Cybersecurity for small businesses is not only about buying tools. Many breaches start with basic mistakes: reused passwords, untested backups, outdated devices, excessive permissions or lack of staff training.

A small business may not have a large IT department, but it can apply reasonable measures that greatly reduce risk. The key is to organise the basics and make security an everyday activity.
In this article we will discuss...
10 common cybersecurity mistakes in small businesses
- Not enabling multifactor authentication for email, banking, CRM or cloud tools.
- Using weak or reused passwords across services.
- Not having automatic and tested backups.
- Not updating systems, plugins, antivirus, routers or critical applications.
- Not training employees against phishing, fraud and dangerous attachments.
- Giving administrator permissions to users who do not need them.
- Not separating personal and professional accounts.
- Not keeping an inventory of devices, applications and providers.
- Not documenting what to do after a breach or incident.
- Thinking “we are too small to be attacked”.
Minimum checklist to start
- Enable MFA on every critical account.
- Use a password manager and unique passwords.
- Schedule backups and test restores.
- Update devices and applications regularly.
- Limit permissions and review access when someone leaves the company.
- Protect corporate email with filters, SPF, DKIM and DMARC.
- Create a simple procedure for incidents and data breaches.
Cybersecurity and GDPR
When a small business processes personal data, security measures are also part of GDPR compliance. Legal texts are not enough: the organisation must protect confidentiality, integrity and availability of data, and be able to respond if a breach occurs.

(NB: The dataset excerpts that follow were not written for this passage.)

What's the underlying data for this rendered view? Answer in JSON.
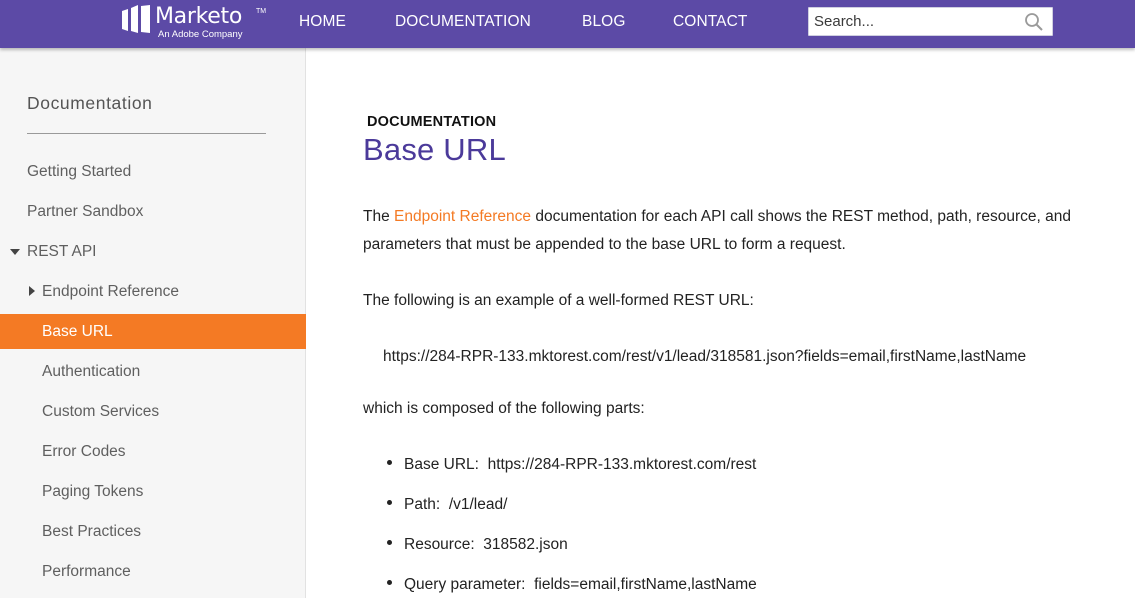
{
  "brand": {
    "name": "Marketo",
    "trademark": "TM",
    "tagline": "An Adobe Company"
  },
  "nav": {
    "items": [
      {
        "label": "HOME"
      },
      {
        "label": "DOCUMENTATION"
      },
      {
        "label": "BLOG"
      },
      {
        "label": "CONTACT"
      }
    ],
    "search_placeholder": "Search..."
  },
  "sidebar": {
    "title": "Documentation",
    "items": [
      {
        "label": "Getting Started",
        "level": 0
      },
      {
        "label": "Partner Sandbox",
        "level": 0
      },
      {
        "label": "REST API",
        "level": 0,
        "expanded": true
      },
      {
        "label": "Endpoint Reference",
        "level": 1,
        "expanded": false
      },
      {
        "label": "Base URL",
        "level": 1,
        "active": true
      },
      {
        "label": "Authentication",
        "level": 1
      },
      {
        "label": "Custom Services",
        "level": 1
      },
      {
        "label": "Error Codes",
        "level": 1
      },
      {
        "label": "Paging Tokens",
        "level": 1
      },
      {
        "label": "Best Practices",
        "level": 1
      },
      {
        "label": "Performance",
        "level": 1
      }
    ]
  },
  "content": {
    "eyebrow": "DOCUMENTATION",
    "title": "Base URL",
    "intro_prefix": "The ",
    "intro_link": "Endpoint Reference",
    "intro_line1_suffix": " documentation for each API call shows the REST method, path, resource, and",
    "intro_line2": "parameters that must be appended to the base URL to form a request.",
    "example_intro": "The following is an example of a well-formed REST URL:",
    "example_url": "https://284-RPR-133.mktorest.com/rest/v1/lead/318581.json?fields=email,firstName,lastName",
    "parts_intro": "which is composed of the following parts:",
    "parts": [
      {
        "label": "Base URL:",
        "value": "https://284-RPR-133.mktorest.com/rest"
      },
      {
        "label": "Path:",
        "value": "/v1/lead/"
      },
      {
        "label": "Resource:",
        "value": "318582.json"
      },
      {
        "label": "Query parameter:",
        "value": "fields=email,firstName,lastName"
      }
    ]
  },
  "colors": {
    "header_bg": "#5c4aa6",
    "accent_orange": "#f47a24",
    "title_purple": "#4b3a9a",
    "sidebar_bg": "#f6f6f6"
  }
}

Recommended official sources
- INCIBE: strengthening cybersecurity in small businesses.
- INCIBE: security policies for small businesses.
- CISA: Cyber Essentials for small businesses.
Conclusion
A small business improves cybersecurity when the basics are under control: protected accounts, available backups, updated systems, trained employees and a response plan. It does not need to start perfectly; it needs to start in an organised way.